I had no idea about this, but an interesting article about the Dutch village that eliminated traffic signals.
Can you imagine having no traffic lights or signs or any other way of keeping cars and people apart? The results would be dangerous chaos, right?
Well, they have a lot a faith in human nature in the small Dutch town of Drachten. Its main intersection is a busy place, where cars and trucks compete with people on bicycles, and others on foot.
The normal civic response - here and elsewhere - has been to put in more traffic lights, divide the roadway into lanes - control things. But the response in Drachten has been the opposite - they took the controls away.
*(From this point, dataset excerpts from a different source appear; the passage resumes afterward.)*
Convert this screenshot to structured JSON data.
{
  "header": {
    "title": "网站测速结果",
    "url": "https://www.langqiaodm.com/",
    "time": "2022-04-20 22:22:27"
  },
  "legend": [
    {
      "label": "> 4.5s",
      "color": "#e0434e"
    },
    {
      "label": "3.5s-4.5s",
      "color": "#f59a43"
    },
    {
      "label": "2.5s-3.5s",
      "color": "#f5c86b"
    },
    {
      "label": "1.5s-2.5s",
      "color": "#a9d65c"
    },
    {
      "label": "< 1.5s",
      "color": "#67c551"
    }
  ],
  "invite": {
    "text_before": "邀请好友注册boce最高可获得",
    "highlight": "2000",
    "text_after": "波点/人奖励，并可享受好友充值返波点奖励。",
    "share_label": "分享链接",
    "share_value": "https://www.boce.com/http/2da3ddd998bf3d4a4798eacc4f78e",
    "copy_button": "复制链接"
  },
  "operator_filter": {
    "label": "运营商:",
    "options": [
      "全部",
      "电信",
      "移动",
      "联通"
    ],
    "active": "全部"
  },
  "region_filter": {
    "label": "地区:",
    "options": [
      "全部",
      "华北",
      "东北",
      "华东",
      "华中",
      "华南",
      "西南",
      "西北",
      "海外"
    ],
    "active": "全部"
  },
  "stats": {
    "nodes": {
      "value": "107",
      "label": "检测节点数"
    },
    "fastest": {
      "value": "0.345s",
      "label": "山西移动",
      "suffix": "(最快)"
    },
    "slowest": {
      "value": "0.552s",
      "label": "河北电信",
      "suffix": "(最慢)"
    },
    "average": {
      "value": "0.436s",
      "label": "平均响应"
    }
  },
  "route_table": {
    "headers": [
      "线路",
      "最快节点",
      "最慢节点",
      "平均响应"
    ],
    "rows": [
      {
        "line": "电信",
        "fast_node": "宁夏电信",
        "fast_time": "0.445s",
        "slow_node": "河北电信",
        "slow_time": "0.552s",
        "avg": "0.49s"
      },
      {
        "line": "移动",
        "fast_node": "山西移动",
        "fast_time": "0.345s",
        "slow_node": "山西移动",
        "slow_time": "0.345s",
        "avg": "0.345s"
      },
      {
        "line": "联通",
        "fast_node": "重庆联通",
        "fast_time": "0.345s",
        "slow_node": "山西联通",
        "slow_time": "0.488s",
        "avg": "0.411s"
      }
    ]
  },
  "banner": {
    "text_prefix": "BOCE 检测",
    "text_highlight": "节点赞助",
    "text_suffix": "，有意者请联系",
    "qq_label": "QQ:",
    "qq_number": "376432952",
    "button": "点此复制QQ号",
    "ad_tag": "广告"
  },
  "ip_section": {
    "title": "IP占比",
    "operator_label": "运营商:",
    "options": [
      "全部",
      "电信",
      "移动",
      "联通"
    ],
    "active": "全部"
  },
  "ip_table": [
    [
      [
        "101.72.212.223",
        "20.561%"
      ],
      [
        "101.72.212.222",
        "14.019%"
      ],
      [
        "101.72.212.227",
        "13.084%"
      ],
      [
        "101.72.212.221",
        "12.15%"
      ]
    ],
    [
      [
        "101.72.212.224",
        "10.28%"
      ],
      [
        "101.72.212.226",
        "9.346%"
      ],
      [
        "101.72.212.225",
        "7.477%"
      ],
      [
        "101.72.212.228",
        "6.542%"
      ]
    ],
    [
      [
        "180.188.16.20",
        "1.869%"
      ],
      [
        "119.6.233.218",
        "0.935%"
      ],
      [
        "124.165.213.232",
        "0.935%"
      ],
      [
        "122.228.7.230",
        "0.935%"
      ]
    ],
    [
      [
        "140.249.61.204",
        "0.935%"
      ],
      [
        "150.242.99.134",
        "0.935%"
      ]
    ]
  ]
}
A funny thing happened. The accident rate around the intersection went down - way down, from more than eight a year to fewer than two.
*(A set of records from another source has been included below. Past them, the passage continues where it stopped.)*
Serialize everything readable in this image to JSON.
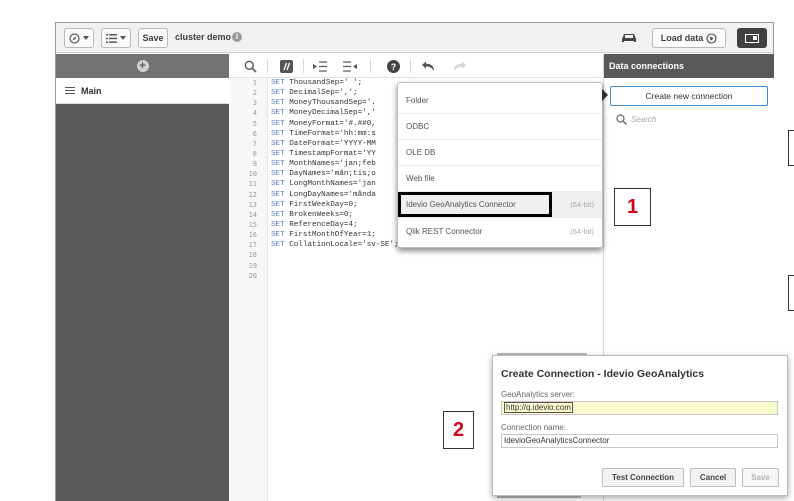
{
  "toolbar": {
    "save_label": "Save",
    "app_title": "cluster demo",
    "info_glyph": "i",
    "load_label": "Load data"
  },
  "sidebar": {
    "add_glyph": "+",
    "items": [
      {
        "label": "Main"
      }
    ]
  },
  "editor": {
    "line_numbers": [
      "1",
      "2",
      "3",
      "4",
      "5",
      "6",
      "7",
      "8",
      "9",
      "10",
      "11",
      "12",
      "13",
      "14",
      "15",
      "16",
      "17",
      "18",
      "19",
      "20"
    ],
    "keyword": "SET",
    "lines": [
      "ThousandSep=' ';",
      "DecimalSep=',';",
      "MoneyThousandSep='.",
      "MoneyDecimalSep=','",
      "MoneyFormat='#.##0,",
      "TimeFormat='hh:mm:s",
      "DateFormat='YYYY-MM",
      "TimestampFormat='YY",
      "MonthNames='jan;feb",
      "DayNames='mån;tis;o",
      "LongMonthNames='jan",
      "LongDayNames='månda",
      "FirstWeekDay=0;",
      "BrokenWeeks=0;",
      "ReferenceDay=4;",
      "FirstMonthOfYear=1;",
      "CollationLocale='sv-SE';",
      "",
      "",
      ""
    ]
  },
  "data_connections": {
    "title": "Data connections",
    "create_label": "Create new connection",
    "search_placeholder": "Search"
  },
  "menu": {
    "items": [
      {
        "label": "Folder",
        "bits": ""
      },
      {
        "label": "ODBC",
        "bits": ""
      },
      {
        "label": "OLE DB",
        "bits": ""
      },
      {
        "label": "Web file",
        "bits": ""
      },
      {
        "label": "Idevio GeoAnalytics Connector",
        "bits": "(64-bit)"
      },
      {
        "label": "Qlik REST Connector",
        "bits": "(64-bit)"
      }
    ]
  },
  "callouts": {
    "one": "1",
    "two": "2"
  },
  "dialog": {
    "title": "Create Connection - Idevio GeoAnalytics",
    "server_label": "GeoAnalytics server:",
    "server_value": "http://q.idevio.com",
    "name_label": "Connection name:",
    "name_value": "IdevioGeoAnalyticsConnector",
    "test_label": "Test Connection",
    "cancel_label": "Cancel",
    "save_label": "Save"
  },
  "colors": {
    "accent_blue": "#3d8fd1",
    "callout_red": "#d0021b",
    "sidebar_dark": "#595959",
    "keyword_blue": "#5b80c7",
    "input_highlight": "#fbfbd0"
  },
  "icons": [
    "compass-icon",
    "list-icon",
    "info-icon",
    "car-icon",
    "play-icon",
    "panel-toggle-icon",
    "plus-icon",
    "hamburger-icon",
    "search-icon",
    "comment-icon",
    "indent-icon",
    "outdent-icon",
    "help-icon",
    "undo-icon",
    "redo-icon"
  ]
}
Another article. Brilliant. Excerpt:
The project is the brainchild of Mr Monderman, and the town has seen some remarkable results. There used to be a road death every three years but there have been none since the traffic light removal started seven years ago.
There have been a few small collisions, but these are almost to be encouraged, Mr Monderman explained. "We want small accidents, in order to prevent serious ones in which people get hurt," he said yesterday.
"It works well because it is dangerous, which is exactly what we want. But it shifts the emphasis away from the Government taking the risk, to the driver being responsible for his or her own risk.
"We only want traffic lights where they are useful and I haven't found anywhere where they are useful yet."
Mr Monderman, 61, compared his philosophy of motoring to an ice rink. "Skaters work out things for themselves and it works wonderfully well. I am not an anarchist, but I don't like rules which are ineffective and street furniture tells people how to behave."
Of course, John Stossel and John Staddon have made this argument in the U.S.
2 comments:
Interesting concept. I don't think I'd want to try this here, though. I'm not much of a fan of putting my life in the hands of the government, but I want to put my life in the hands of an 18 year old sorority pledge driving a tank her parents bought her even less
I wonder how many pedestrians, bicyclists and motorists have begun avoiding this intersection.